Observations (majeures) de risque 2

  • Il n'y a aucune procédure écrite relative à la rédaction d'un rapport de synthèse relatif à un sujet de préoccupation suivant une demande de Santé Canada.

Observations (autres) de risque 3

  • La procédure décrivant la façon dont un rapport de synthèse relatif à un sujet de préoccupation doit être préparé lorsque Santé Canada en fait la demande est incomplète ou inadéquate.

Tenue des dossiers C.01.020

Observations (critiques) de risque 1

  • Il y a des preuves de falsification ou de mauvaises représentations des dossiers.
  • Aucun dossier sur les déclarations de RID n'était accessible aux fins de vérification.

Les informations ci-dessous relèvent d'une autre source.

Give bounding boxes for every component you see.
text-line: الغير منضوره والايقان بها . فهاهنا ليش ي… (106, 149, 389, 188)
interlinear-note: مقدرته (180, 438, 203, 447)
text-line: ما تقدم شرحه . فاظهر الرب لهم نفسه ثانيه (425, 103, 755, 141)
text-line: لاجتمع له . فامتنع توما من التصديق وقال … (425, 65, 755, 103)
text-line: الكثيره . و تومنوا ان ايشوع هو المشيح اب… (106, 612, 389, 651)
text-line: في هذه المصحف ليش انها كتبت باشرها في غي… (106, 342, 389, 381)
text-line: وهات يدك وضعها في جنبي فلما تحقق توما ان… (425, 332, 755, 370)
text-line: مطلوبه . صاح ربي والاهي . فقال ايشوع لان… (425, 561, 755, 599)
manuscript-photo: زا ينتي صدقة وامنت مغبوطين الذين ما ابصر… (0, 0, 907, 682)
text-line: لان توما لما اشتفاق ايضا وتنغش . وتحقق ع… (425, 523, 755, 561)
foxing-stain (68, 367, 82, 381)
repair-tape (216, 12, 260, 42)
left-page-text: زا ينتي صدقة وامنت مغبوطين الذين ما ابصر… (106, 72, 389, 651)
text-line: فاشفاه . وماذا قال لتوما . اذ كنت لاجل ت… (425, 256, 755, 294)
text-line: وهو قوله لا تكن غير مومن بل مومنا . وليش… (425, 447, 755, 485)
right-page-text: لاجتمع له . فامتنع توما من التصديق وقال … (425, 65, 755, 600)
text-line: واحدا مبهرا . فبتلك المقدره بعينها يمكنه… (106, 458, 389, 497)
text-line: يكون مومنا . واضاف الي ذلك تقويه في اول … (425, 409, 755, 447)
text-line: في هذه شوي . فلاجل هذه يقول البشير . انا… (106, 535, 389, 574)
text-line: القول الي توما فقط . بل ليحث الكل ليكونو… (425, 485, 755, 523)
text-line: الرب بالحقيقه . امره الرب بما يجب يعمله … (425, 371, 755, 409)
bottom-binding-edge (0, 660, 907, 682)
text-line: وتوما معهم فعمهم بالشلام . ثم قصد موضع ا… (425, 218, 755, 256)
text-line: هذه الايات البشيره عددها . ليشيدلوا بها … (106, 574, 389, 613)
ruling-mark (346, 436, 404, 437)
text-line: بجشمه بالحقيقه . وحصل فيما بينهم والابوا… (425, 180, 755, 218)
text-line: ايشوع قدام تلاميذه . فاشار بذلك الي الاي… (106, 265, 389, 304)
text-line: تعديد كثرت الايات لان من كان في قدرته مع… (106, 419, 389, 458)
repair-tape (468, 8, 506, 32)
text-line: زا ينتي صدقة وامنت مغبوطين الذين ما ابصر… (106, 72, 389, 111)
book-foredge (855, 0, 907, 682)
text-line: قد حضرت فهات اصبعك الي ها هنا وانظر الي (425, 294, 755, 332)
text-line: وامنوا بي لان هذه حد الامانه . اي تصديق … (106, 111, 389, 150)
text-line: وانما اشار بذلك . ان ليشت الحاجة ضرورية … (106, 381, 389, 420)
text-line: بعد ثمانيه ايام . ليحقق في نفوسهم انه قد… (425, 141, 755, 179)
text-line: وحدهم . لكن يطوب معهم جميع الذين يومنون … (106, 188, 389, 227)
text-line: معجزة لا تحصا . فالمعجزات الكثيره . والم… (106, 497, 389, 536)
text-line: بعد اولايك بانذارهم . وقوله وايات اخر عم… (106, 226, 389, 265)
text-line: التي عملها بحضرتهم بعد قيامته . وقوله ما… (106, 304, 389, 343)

Observations (majeures) de risque 2

  • La procédure relative à la tenue des dossiers sur les RID graves est absente ou inadéquate.
  • Les dossiers ne sont pas conservés pendant au moins 25 ans après leur création.
  • Le DAMM ne tient pas tous les dossiers nécessaires sur les déclarations de RID grave et les rapports de synthèse annuels.
  • Les dossiers sur les déclarations de RID grave et les rapports de synthèse annuels n'étaient pas tous accessibles aux fins de vérification.
  • Les dossiers de plaintes sont absents ou incomplets.
  • L'accès aux dossiers sur les RID graves n'est pas restreint.

Observations (autres) de risque 3

  • Les dossiers sur les RID sont incomplets.

Drogues nouvelles C.08.007 et C.08.008

Observations (critiques) de risque 1

  • Aucun dossier sur les cas d'incapacité inhabituelle d'une drogue nouvelle de produire l'effet prévu survenus au Canada n'était accessible aux fins de vérification.
  • Le DAMM ne signale à Santé Canada aucun des cas d'incapacité inhabituelle d'une drogue nouvelle de produire l'effet prévu survenant au Canada qui lui sont déclarés.

Observations (majeures) de risque 2

  • Les dossiers sur les cas d'incapacité inhabituelle d'une drogue nouvelle de produire l'effet prévu survenus au Canada n'étaient pas tous accessibles aux fins de vérification.
  • Le DAMM n'a pas signalé à Santé Canada tous les cas d'incapacité inhabituelle d'une drogue nouvelle de produire l'effet prévu survenus au Canada qui lui ont été déclarés. (↑)
  • Le DAMM ne signale pas à Santé Canada les cas d'incapacité inhabituelle d'une drogue nouvelle de produire l'effet prévu survenant au Canada dans les 15 jours civils suivant la réception de l'information pertinente.
  • Il n'existe pas de système ou de processus adéquat visant à assurer la réception, l'évaluation et la déclaration à Santé Canada, dans les 15 jours suivant la réception de l'information, des cas d'incapacité inhabituelle d'une drogue nouvelle de produire l'effet prévu survenus au Canada.
  • La documentation complète sur les déclarations d'incapacité inhabituelle de produire l'effet prévu n'est pas conservée pendant au moins 25 ans après sa création.
  • Les cas soupçonnés d'incapacité inhabituelle de produire l'effet prévu survenant au Canada ne sont pas évalués pour déterminer s'ils doivent faire l'objet d'une déclaration rapide (délai de 15 jours).
  • Les cas soupçonnés d'incapacité inhabituelle de produire l'effet prévu survenant au Canada ne sont pas évalués par un professionnel des soins de santé qualifié.

Observations (autres) de risque 3

  • Les évaluations des cas soupçonnés d'incapacité inhabituelle de produire l'effet prévu ne sont pas bien documentées.